Il y a l’exploration de la perception visuelle pour la personne qui danse et pour la personne qui regarde. Regarder, c'est rare, parce que souvent les gens veulent juste être sur le plateau et faire-faire-faire-faire. Ils regardent, mais ils ne voient pas. Les outils de Lisa invitent à prendre conscience qu’on peut changer son regard, et qu'il n'y a pas qu’une seule manière de voir. C'est une des rares, de toutes les personnes que j'ai rencontrées, qui offre des outils pour donner des retours.
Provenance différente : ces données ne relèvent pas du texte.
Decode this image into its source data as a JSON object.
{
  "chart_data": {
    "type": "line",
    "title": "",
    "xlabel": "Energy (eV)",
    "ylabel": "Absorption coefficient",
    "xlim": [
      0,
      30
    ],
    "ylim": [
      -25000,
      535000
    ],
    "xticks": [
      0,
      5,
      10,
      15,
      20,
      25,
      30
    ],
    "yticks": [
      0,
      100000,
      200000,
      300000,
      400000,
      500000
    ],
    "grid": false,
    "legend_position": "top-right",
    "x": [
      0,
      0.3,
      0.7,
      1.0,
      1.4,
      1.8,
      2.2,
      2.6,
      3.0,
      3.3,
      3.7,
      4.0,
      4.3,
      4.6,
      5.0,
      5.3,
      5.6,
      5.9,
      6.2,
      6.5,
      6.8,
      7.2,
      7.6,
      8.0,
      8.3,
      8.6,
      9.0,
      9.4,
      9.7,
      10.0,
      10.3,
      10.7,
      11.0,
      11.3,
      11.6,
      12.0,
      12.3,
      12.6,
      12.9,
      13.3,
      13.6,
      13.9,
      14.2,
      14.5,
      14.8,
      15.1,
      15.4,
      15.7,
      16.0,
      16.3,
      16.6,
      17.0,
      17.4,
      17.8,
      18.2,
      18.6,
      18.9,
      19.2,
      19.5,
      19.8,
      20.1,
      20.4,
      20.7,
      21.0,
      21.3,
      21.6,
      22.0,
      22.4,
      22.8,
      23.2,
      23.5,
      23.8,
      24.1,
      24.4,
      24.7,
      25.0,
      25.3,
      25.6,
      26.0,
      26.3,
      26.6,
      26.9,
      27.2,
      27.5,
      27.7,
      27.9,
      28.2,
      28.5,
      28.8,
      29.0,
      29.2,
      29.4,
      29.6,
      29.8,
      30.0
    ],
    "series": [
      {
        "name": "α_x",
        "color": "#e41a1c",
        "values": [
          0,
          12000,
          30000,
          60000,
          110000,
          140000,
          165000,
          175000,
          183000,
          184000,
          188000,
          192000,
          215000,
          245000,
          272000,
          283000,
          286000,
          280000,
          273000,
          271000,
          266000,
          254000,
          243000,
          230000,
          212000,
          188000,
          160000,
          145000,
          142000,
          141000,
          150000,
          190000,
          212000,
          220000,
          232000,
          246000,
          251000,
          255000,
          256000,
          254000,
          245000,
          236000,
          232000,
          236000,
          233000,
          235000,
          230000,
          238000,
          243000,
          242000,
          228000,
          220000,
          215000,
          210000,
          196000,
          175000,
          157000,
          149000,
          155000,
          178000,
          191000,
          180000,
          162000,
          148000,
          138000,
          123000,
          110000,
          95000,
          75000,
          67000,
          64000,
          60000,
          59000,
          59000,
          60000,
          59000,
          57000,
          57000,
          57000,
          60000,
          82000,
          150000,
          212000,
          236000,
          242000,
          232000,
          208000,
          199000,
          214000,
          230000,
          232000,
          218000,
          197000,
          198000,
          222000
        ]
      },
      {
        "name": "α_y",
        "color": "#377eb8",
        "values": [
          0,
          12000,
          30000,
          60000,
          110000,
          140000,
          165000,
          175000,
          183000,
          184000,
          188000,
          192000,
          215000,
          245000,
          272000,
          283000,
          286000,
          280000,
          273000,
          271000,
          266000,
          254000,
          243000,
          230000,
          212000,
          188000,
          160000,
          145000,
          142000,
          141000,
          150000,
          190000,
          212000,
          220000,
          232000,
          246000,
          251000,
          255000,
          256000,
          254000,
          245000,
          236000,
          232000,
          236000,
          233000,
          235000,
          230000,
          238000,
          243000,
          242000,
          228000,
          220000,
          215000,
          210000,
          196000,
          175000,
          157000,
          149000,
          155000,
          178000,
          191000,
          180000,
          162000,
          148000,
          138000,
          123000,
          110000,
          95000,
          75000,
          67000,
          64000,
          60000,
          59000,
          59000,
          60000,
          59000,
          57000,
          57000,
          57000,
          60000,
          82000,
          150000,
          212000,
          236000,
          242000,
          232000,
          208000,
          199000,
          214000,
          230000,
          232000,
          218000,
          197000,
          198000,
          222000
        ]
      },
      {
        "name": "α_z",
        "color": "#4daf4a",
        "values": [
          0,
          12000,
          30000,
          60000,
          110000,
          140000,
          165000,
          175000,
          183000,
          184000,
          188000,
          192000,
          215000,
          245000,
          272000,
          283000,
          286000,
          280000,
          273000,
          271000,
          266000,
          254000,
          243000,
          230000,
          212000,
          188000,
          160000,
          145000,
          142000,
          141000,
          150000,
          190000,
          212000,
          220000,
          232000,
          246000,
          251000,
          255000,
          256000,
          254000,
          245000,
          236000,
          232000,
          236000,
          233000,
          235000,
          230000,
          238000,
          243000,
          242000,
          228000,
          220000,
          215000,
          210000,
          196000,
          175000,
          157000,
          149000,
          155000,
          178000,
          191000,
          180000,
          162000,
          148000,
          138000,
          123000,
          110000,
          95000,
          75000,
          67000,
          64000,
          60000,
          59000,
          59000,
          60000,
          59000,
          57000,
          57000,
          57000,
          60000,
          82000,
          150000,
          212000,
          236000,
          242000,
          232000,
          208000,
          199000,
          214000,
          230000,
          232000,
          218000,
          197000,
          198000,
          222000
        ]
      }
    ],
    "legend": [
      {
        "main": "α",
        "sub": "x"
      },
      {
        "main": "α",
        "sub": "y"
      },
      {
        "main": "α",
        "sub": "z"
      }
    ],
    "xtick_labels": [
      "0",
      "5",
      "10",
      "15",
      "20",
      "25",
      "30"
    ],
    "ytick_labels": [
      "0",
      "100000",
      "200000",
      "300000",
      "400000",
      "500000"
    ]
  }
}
Ça existe aussi dans l’Underscore de Nancy Stark Smith, mais au travers de l’exploration de la pratique du Contact Improvisation, ce qui est un peu différent. Je trouve que, dans les Tuning Scores, c'est beaucoup plus fin sur la manière de regarder, de voir, pour être plus précis dans la composition. Ce sont des outils qui décoiffent. Certains n’aiment pas, parce qu’ils n’ont pas envie d’une telle précision, alors ils vont voir ailleurs. Moi, c'est ce que j’aime.

 

Je suis dans un moment de vie où je peux dire que j'ai une forme de confiance. En ce moment, je suis à Bordeaux, et, ce soir, je commence cinq jours de travail sur la relation musique-danse avec des musiciens et des danseurs. Des fois, tu as affaire à des groupes, à des gens que tu ne connais pas et qui sont plus ou moins faciles. Mais les organisateurs m'ont dit une chose sympa : avec toi, on sait que tu proposes un cadre qui met les gens en sécurité. Et ça, je pense que c’est tout ce que Lisa a donné comme outils, et comme cadre, et qui sont des choses très précises. Ça sécurise tout le monde. Parce que les improvisateurs, ce sont souvent des gens qui débordent de partout, tout le temps. Et il y a cette fameuse phrase de je ne sais pas qui, qui dit qu'un improvisateur est libre de faire ce qu'il veut, à condition de montrer qu'il peut aussi faire ce qu'on lui demande. Sinon c'est trop facile. Tu me montres que tu peux faire ce que je te demande, après tu es libre.

 

Je ne sais pas si j’ai répondu à toutes tes questions. En tout cas, ce qui me touche beaucoup, c'est ce que tu as dit tout au début, et que je trouve rare. Les Tuning Scores sont une forme qui demande à rester vivante, bien sûr, et qui demande qu’on ne la fige pas. Et finalement, ce n'est pas si facile. Ça questionne la démarche, et ça me questionne là où j'en suis dans ma vie, et pourquoi je fais ça. Qu’est ce qui me motive? Finalement, je n’ai qu'une motivation, c’est d’apprendre, et que ça ne soit pas intellectuel, mais physique, que ce soit vivant et que je sois dans la capacité de vivre ce que je dis.